I had called lightning out of the sky and made a
near-hurricane force wind, without my book of shadows, or ritual, or magic symbols. My aunt had made me think Morgana’s curse had made me weak, my blood would sicken and kill the line.
But what if the opposite were true? The witches refused to stop underestimating me, no matter how many times I escaped or healed or beat their challenges. Was the curse a prophecy at all, or simply an observation of how the witches ugly, bigoted traditions would cause them to die out completely?

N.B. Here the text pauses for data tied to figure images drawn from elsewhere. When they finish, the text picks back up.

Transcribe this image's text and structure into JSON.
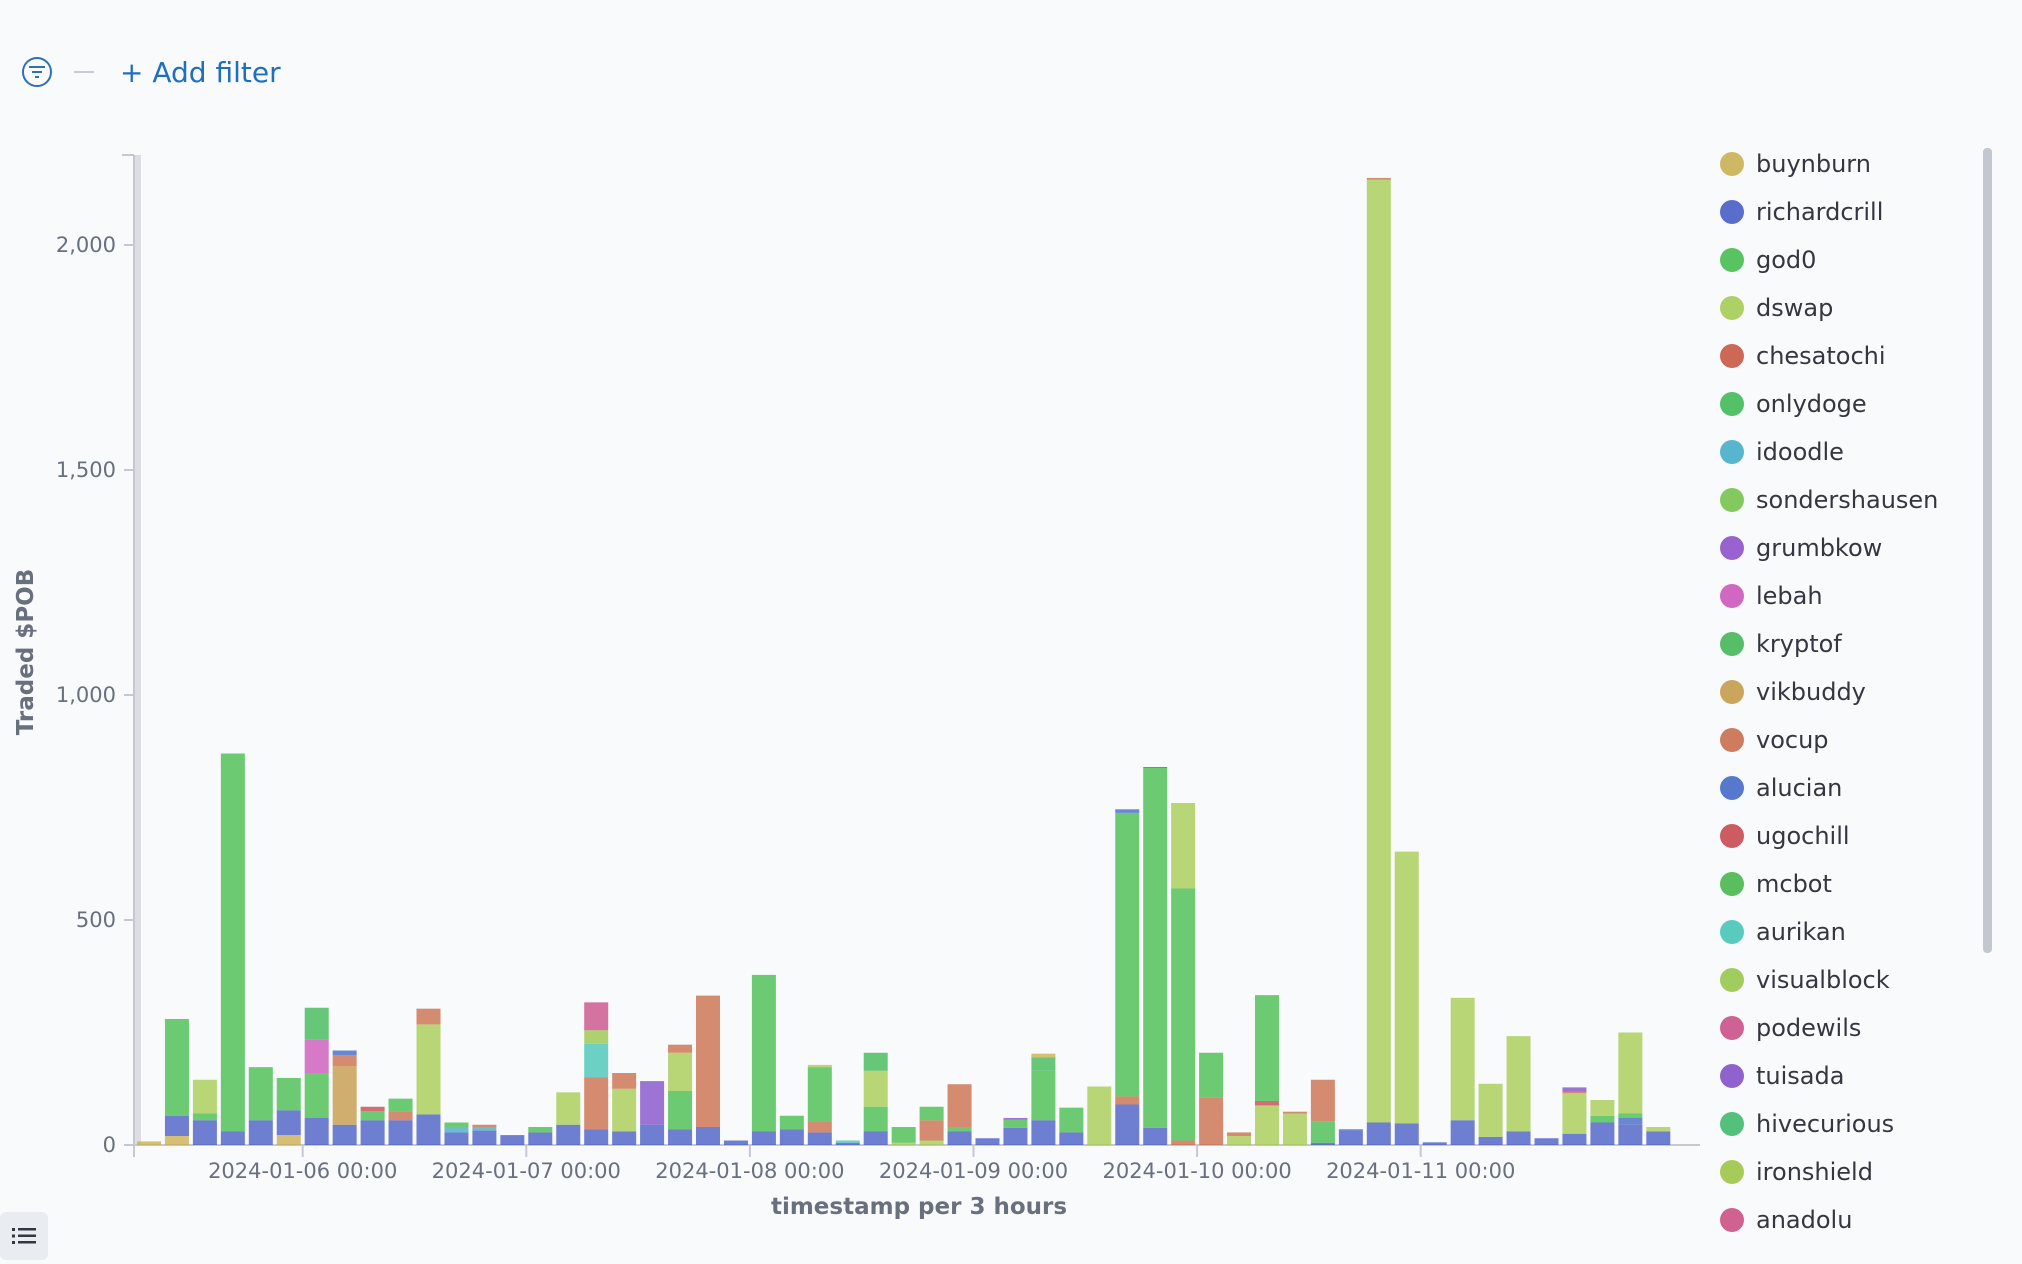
{
  "filter_bar": {
    "add_filter_label": "+ Add filter",
    "icon": "filter-menu-icon",
    "accent_color": "#1f6fbf"
  },
  "legend_toggle": {
    "icon": "list-icon"
  },
  "chart_data": {
    "type": "bar",
    "stacked": true,
    "xlabel": "timestamp per 3 hours",
    "ylabel": "Traded $POB",
    "ylim": [
      0,
      2200
    ],
    "yticks": [
      0,
      500,
      1000,
      1500,
      2000
    ],
    "ytick_labels": [
      "0",
      "500",
      "1,000",
      "1,500",
      "2,000"
    ],
    "x_tick_labels": [
      "2024-01-06 00:00",
      "2024-01-07 00:00",
      "2024-01-08 00:00",
      "2024-01-09 00:00",
      "2024-01-10 00:00",
      "2024-01-11 00:00"
    ],
    "x_tick_index": [
      6,
      14,
      22,
      30,
      38,
      46
    ],
    "legend_position": "right",
    "grid": false,
    "legend": [
      {
        "name": "buynburn",
        "color": "#c8ab48"
      },
      {
        "name": "richardcrill",
        "color": "#3f54c2"
      },
      {
        "name": "god0",
        "color": "#3cba45"
      },
      {
        "name": "dswap",
        "color": "#a1c94a"
      },
      {
        "name": "chesatochi",
        "color": "#c64e3a"
      },
      {
        "name": "onlydoge",
        "color": "#36b64e"
      },
      {
        "name": "idoodle",
        "color": "#3ba8c4"
      },
      {
        "name": "sondershausen",
        "color": "#6fbf41"
      },
      {
        "name": "grumbkow",
        "color": "#8a46c8"
      },
      {
        "name": "lebah",
        "color": "#c94eb6"
      },
      {
        "name": "kryptof",
        "color": "#39b34f"
      },
      {
        "name": "vikbuddy",
        "color": "#c2953f"
      },
      {
        "name": "vocup",
        "color": "#c76542"
      },
      {
        "name": "alucian",
        "color": "#3a62c4"
      },
      {
        "name": "ugochill",
        "color": "#c53e46"
      },
      {
        "name": "mcbot",
        "color": "#3db341"
      },
      {
        "name": "aurikan",
        "color": "#3dc2b3"
      },
      {
        "name": "visualblock",
        "color": "#94c342"
      },
      {
        "name": "podewils",
        "color": "#c84681"
      },
      {
        "name": "tuisada",
        "color": "#7c47c6"
      },
      {
        "name": "hivecurious",
        "color": "#36b567"
      },
      {
        "name": "ironshield",
        "color": "#99c23b"
      },
      {
        "name": "anadolu",
        "color": "#c8467a"
      }
    ],
    "bars": [
      {
        "segments": [
          {
            "series": "buynburn",
            "value": 8
          }
        ]
      },
      {
        "segments": [
          {
            "series": "buynburn",
            "value": 20
          },
          {
            "series": "richardcrill",
            "value": 45
          },
          {
            "series": "god0",
            "value": 215
          }
        ]
      },
      {
        "segments": [
          {
            "series": "richardcrill",
            "value": 55
          },
          {
            "series": "god0",
            "value": 15
          },
          {
            "series": "dswap",
            "value": 75
          }
        ]
      },
      {
        "segments": [
          {
            "series": "richardcrill",
            "value": 30
          },
          {
            "series": "god0",
            "value": 840
          }
        ]
      },
      {
        "segments": [
          {
            "series": "richardcrill",
            "value": 55
          },
          {
            "series": "god0",
            "value": 118
          }
        ]
      },
      {
        "segments": [
          {
            "series": "buynburn",
            "value": 22
          },
          {
            "series": "richardcrill",
            "value": 55
          },
          {
            "series": "god0",
            "value": 72
          }
        ]
      },
      {
        "segments": [
          {
            "series": "richardcrill",
            "value": 60
          },
          {
            "series": "god0",
            "value": 100
          },
          {
            "series": "lebah",
            "value": 75
          },
          {
            "series": "onlydoge",
            "value": 70
          }
        ]
      },
      {
        "segments": [
          {
            "series": "richardcrill",
            "value": 45
          },
          {
            "series": "vikbuddy",
            "value": 130
          },
          {
            "series": "vocup",
            "value": 25
          },
          {
            "series": "alucian",
            "value": 10
          }
        ]
      },
      {
        "segments": [
          {
            "series": "richardcrill",
            "value": 55
          },
          {
            "series": "god0",
            "value": 20
          },
          {
            "series": "ugochill",
            "value": 10
          }
        ]
      },
      {
        "segments": [
          {
            "series": "richardcrill",
            "value": 55
          },
          {
            "series": "vocup",
            "value": 20
          },
          {
            "series": "god0",
            "value": 28
          }
        ]
      },
      {
        "segments": [
          {
            "series": "richardcrill",
            "value": 68
          },
          {
            "series": "dswap",
            "value": 200
          },
          {
            "series": "vocup",
            "value": 35
          }
        ]
      },
      {
        "segments": [
          {
            "series": "richardcrill",
            "value": 28
          },
          {
            "series": "idoodle",
            "value": 12
          },
          {
            "series": "god0",
            "value": 10
          }
        ]
      },
      {
        "segments": [
          {
            "series": "richardcrill",
            "value": 32
          },
          {
            "series": "idoodle",
            "value": 8
          },
          {
            "series": "vocup",
            "value": 5
          }
        ]
      },
      {
        "segments": [
          {
            "series": "richardcrill",
            "value": 22
          }
        ]
      },
      {
        "segments": [
          {
            "series": "richardcrill",
            "value": 28
          },
          {
            "series": "god0",
            "value": 12
          }
        ]
      },
      {
        "segments": [
          {
            "series": "richardcrill",
            "value": 45
          },
          {
            "series": "dswap",
            "value": 72
          }
        ]
      },
      {
        "segments": [
          {
            "series": "richardcrill",
            "value": 35
          },
          {
            "series": "vocup",
            "value": 115
          },
          {
            "series": "aurikan",
            "value": 75
          },
          {
            "series": "visualblock",
            "value": 30
          },
          {
            "series": "podewils",
            "value": 62
          }
        ]
      },
      {
        "segments": [
          {
            "series": "richardcrill",
            "value": 30
          },
          {
            "series": "dswap",
            "value": 95
          },
          {
            "series": "vocup",
            "value": 35
          }
        ]
      },
      {
        "segments": [
          {
            "series": "richardcrill",
            "value": 45
          },
          {
            "series": "tuisada",
            "value": 97
          }
        ]
      },
      {
        "segments": [
          {
            "series": "richardcrill",
            "value": 35
          },
          {
            "series": "god0",
            "value": 85
          },
          {
            "series": "dswap",
            "value": 85
          },
          {
            "series": "vocup",
            "value": 18
          }
        ]
      },
      {
        "segments": [
          {
            "series": "richardcrill",
            "value": 40
          },
          {
            "series": "vocup",
            "value": 292
          }
        ]
      },
      {
        "segments": [
          {
            "series": "richardcrill",
            "value": 10
          }
        ]
      },
      {
        "segments": [
          {
            "series": "richardcrill",
            "value": 30
          },
          {
            "series": "god0",
            "value": 348
          }
        ]
      },
      {
        "segments": [
          {
            "series": "richardcrill",
            "value": 35
          },
          {
            "series": "god0",
            "value": 30
          }
        ]
      },
      {
        "segments": [
          {
            "series": "richardcrill",
            "value": 28
          },
          {
            "series": "vocup",
            "value": 25
          },
          {
            "series": "god0",
            "value": 120
          },
          {
            "series": "dswap",
            "value": 5
          }
        ]
      },
      {
        "segments": [
          {
            "series": "richardcrill",
            "value": 5
          },
          {
            "series": "aurikan",
            "value": 5
          }
        ]
      },
      {
        "segments": [
          {
            "series": "richardcrill",
            "value": 30
          },
          {
            "series": "god0",
            "value": 55
          },
          {
            "series": "dswap",
            "value": 80
          },
          {
            "series": "onlydoge",
            "value": 40
          }
        ]
      },
      {
        "segments": [
          {
            "series": "dswap",
            "value": 5
          },
          {
            "series": "god0",
            "value": 35
          }
        ]
      },
      {
        "segments": [
          {
            "series": "dswap",
            "value": 10
          },
          {
            "series": "vocup",
            "value": 45
          },
          {
            "series": "god0",
            "value": 30
          }
        ]
      },
      {
        "segments": [
          {
            "series": "richardcrill",
            "value": 30
          },
          {
            "series": "god0",
            "value": 10
          },
          {
            "series": "vocup",
            "value": 95
          }
        ]
      },
      {
        "segments": [
          {
            "series": "richardcrill",
            "value": 15
          }
        ]
      },
      {
        "segments": [
          {
            "series": "richardcrill",
            "value": 38
          },
          {
            "series": "god0",
            "value": 18
          },
          {
            "series": "tuisada",
            "value": 4
          }
        ]
      },
      {
        "segments": [
          {
            "series": "richardcrill",
            "value": 55
          },
          {
            "series": "god0",
            "value": 110
          },
          {
            "series": "onlydoge",
            "value": 30
          },
          {
            "series": "buynburn",
            "value": 8
          }
        ]
      },
      {
        "segments": [
          {
            "series": "richardcrill",
            "value": 28
          },
          {
            "series": "god0",
            "value": 55
          }
        ]
      },
      {
        "segments": [
          {
            "series": "dswap",
            "value": 130
          }
        ]
      },
      {
        "segments": [
          {
            "series": "richardcrill",
            "value": 90
          },
          {
            "series": "vocup",
            "value": 18
          },
          {
            "series": "god0",
            "value": 630
          },
          {
            "series": "alucian",
            "value": 8
          }
        ]
      },
      {
        "segments": [
          {
            "series": "richardcrill",
            "value": 38
          },
          {
            "series": "god0",
            "value": 800
          },
          {
            "series": "alucian",
            "value": 2
          }
        ]
      },
      {
        "segments": [
          {
            "series": "vocup",
            "value": 10
          },
          {
            "series": "god0",
            "value": 560
          },
          {
            "series": "dswap",
            "value": 190
          }
        ]
      },
      {
        "segments": [
          {
            "series": "vocup",
            "value": 105
          },
          {
            "series": "god0",
            "value": 100
          }
        ]
      },
      {
        "segments": [
          {
            "series": "dswap",
            "value": 20
          },
          {
            "series": "vocup",
            "value": 8
          }
        ]
      },
      {
        "segments": [
          {
            "series": "dswap",
            "value": 88
          },
          {
            "series": "ugochill",
            "value": 10
          },
          {
            "series": "god0",
            "value": 235
          }
        ]
      },
      {
        "segments": [
          {
            "series": "dswap",
            "value": 70
          },
          {
            "series": "vocup",
            "value": 4
          }
        ]
      },
      {
        "segments": [
          {
            "series": "richardcrill",
            "value": 5
          },
          {
            "series": "god0",
            "value": 48
          },
          {
            "series": "vocup",
            "value": 92
          }
        ]
      },
      {
        "segments": [
          {
            "series": "richardcrill",
            "value": 32
          },
          {
            "series": "alucian",
            "value": 3
          }
        ]
      },
      {
        "segments": [
          {
            "series": "richardcrill",
            "value": 50
          },
          {
            "series": "dswap",
            "value": 2095
          },
          {
            "series": "vocup",
            "value": 4
          }
        ]
      },
      {
        "segments": [
          {
            "series": "richardcrill",
            "value": 48
          },
          {
            "series": "dswap",
            "value": 604
          }
        ]
      },
      {
        "segments": [
          {
            "series": "richardcrill",
            "value": 6
          }
        ]
      },
      {
        "segments": [
          {
            "series": "richardcrill",
            "value": 55
          },
          {
            "series": "dswap",
            "value": 272
          }
        ]
      },
      {
        "segments": [
          {
            "series": "richardcrill",
            "value": 18
          },
          {
            "series": "dswap",
            "value": 118
          }
        ]
      },
      {
        "segments": [
          {
            "series": "richardcrill",
            "value": 30
          },
          {
            "series": "dswap",
            "value": 212
          }
        ]
      },
      {
        "segments": [
          {
            "series": "richardcrill",
            "value": 15
          }
        ]
      },
      {
        "segments": [
          {
            "series": "richardcrill",
            "value": 25
          },
          {
            "series": "dswap",
            "value": 90
          },
          {
            "series": "vocup",
            "value": 3
          },
          {
            "series": "tuisada",
            "value": 10
          }
        ]
      },
      {
        "segments": [
          {
            "series": "richardcrill",
            "value": 50
          },
          {
            "series": "god0",
            "value": 15
          },
          {
            "series": "dswap",
            "value": 35
          }
        ]
      },
      {
        "segments": [
          {
            "series": "richardcrill",
            "value": 45
          },
          {
            "series": "alucian",
            "value": 15
          },
          {
            "series": "god0",
            "value": 10
          },
          {
            "series": "dswap",
            "value": 180
          }
        ]
      },
      {
        "segments": [
          {
            "series": "richardcrill",
            "value": 30
          },
          {
            "series": "dswap",
            "value": 10
          }
        ]
      }
    ]
  }
}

I closed my eyes and let sleep take me. I would talk to Pippi, who was the one Fae to ever give anything freely, without asking for a better deal in return. Talk to Pippi and after, get my ass kicked by Will, I decided. It was about time he started talking about who the new warlock power broker was, and whether they could help me find the practitioner who had been making a mess of my life.
Eighteen
The barista called out another name as I collected my order and some guy in a suit knocked me aside as he grabbed his froufrou latte. I barely stifled the urge to give him an electrical shock to his ass and took the coffees I’d purchased back to the table in the corner where my favorite brownie waited for me.
Pippi warmed her hands on her cup of coffee, her lined, brown skin darker because of the layer of dirt covering it. A brownie without a home usually went boggart, feral, and disappeared into the woods with the pixies, never to be seen again.
My little friend had shown herself to have fortitude no one would have believed. She had claimed the alley behind the bonds shop as a home, and Orson had formally given her permission to keep it and the shop itself clean. She’d remained herself, but it wasn’t the same as having a home that was hers to keep clean and people to care for.
“Pippi, do all Fae have the same talents as their parents?” I asked. It had never occurred to me to ask her before, because my father’s magic and mine had been so different. After the mini-storm I’d created I felt damned foolish for not asking.